The Team of experts then conducts a series of interviews with local groups to assess what are the local issues, problems, strengths, weaknesses, needs, and capacity. The assessment will not only study the issues but also the social justice, environmental, and economic development work and actions that have taken place in the past, are currently being worked on, and are planned for the future. Team members will meet with groups according to their area of expertise to both conduct interviews, explain how sustainability is in the organizations own interest, and encourage community leaders and organizations to actively participate in the creation and carrying-out of the action plan. For example, the team's conservation specialist will meet with Land Trusts while the business expert will meet with the Chamber of Commerce and local business leaders.

The Team will then compile a report from the assessment to draw connections between the social, environment, and economic realities in the community. This report will be the basis for creating an action plan.
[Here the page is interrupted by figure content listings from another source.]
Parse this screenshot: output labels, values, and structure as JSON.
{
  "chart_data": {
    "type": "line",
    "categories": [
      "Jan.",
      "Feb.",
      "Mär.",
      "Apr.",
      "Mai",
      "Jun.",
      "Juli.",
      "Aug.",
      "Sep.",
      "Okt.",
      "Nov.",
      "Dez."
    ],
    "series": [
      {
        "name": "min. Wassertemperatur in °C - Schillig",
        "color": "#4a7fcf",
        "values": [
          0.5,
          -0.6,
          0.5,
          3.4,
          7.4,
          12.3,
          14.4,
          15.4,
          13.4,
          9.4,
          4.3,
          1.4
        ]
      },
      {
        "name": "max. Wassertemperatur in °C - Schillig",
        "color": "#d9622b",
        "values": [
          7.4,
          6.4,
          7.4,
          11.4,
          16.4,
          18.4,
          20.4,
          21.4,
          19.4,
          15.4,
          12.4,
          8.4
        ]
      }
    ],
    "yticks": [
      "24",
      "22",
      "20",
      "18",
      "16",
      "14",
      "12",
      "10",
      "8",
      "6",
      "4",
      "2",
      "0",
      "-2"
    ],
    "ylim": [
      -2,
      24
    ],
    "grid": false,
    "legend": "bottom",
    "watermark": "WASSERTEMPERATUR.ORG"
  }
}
The Team members will gather together local leaders to comment on the report and to craft an action plan for moving the community toward becoming sustainable. The basic premise of the action plan is to utilize local assets and strengths to address local needs and problems. The action plan draws upon and bolsters existing organizations, their work, and the community's strengths. Additionally, the team locates the resources needed to create new actions and organizations that are needed in the community. All actions need to address the underlying social, economic, and environmental roots of the community's problems.

An example Action Plan finding and project: The Team after working on the community assessment has found that the lack of affordable and comfortable housing is within existing city limits and infrastructure is forcing young families and others to build or locate cheap modular homes on open space outside of town resulting in a loss of farmland and open space, increased auto traffic, and sprawling uncomfortable and unattractive developments.

Additionally, city and county plans, regulations, and building codes favor this type of sprawling development. The Team pulls together affordable housing advocates, city and county planners, a local land trust, and a local developer to create the Action Plan. The plan includes locating the funding to building in-fill low-income housing that families will choose to live in, changing county and city regulations to make in-fill, affordable housing more feasible, and protecting open space. The Team provides organizing, financing, planning, logistical, and marketing support throughout the project with an evaluation after one year and assistance to build an ongoing program for affordable, attractive, and high-density housing in the community and to eliminate incentives for sprawling developments.

At the end of the first year, the Team will evaluate the plan and work with the committees to make modifications in plan in order to insure that it is able to reconstruct the community's root problems over time. The Team will also continue to act as a consultant to the committees providing dispute resolution, expertise, and the long-term commitment necessary to make the plan a reality over time.

Plan Helena, a local Helena, Montana, based planning and smart growth organization is interested in working with the Team process as a way of helping move Helena toward becoming more sustainable.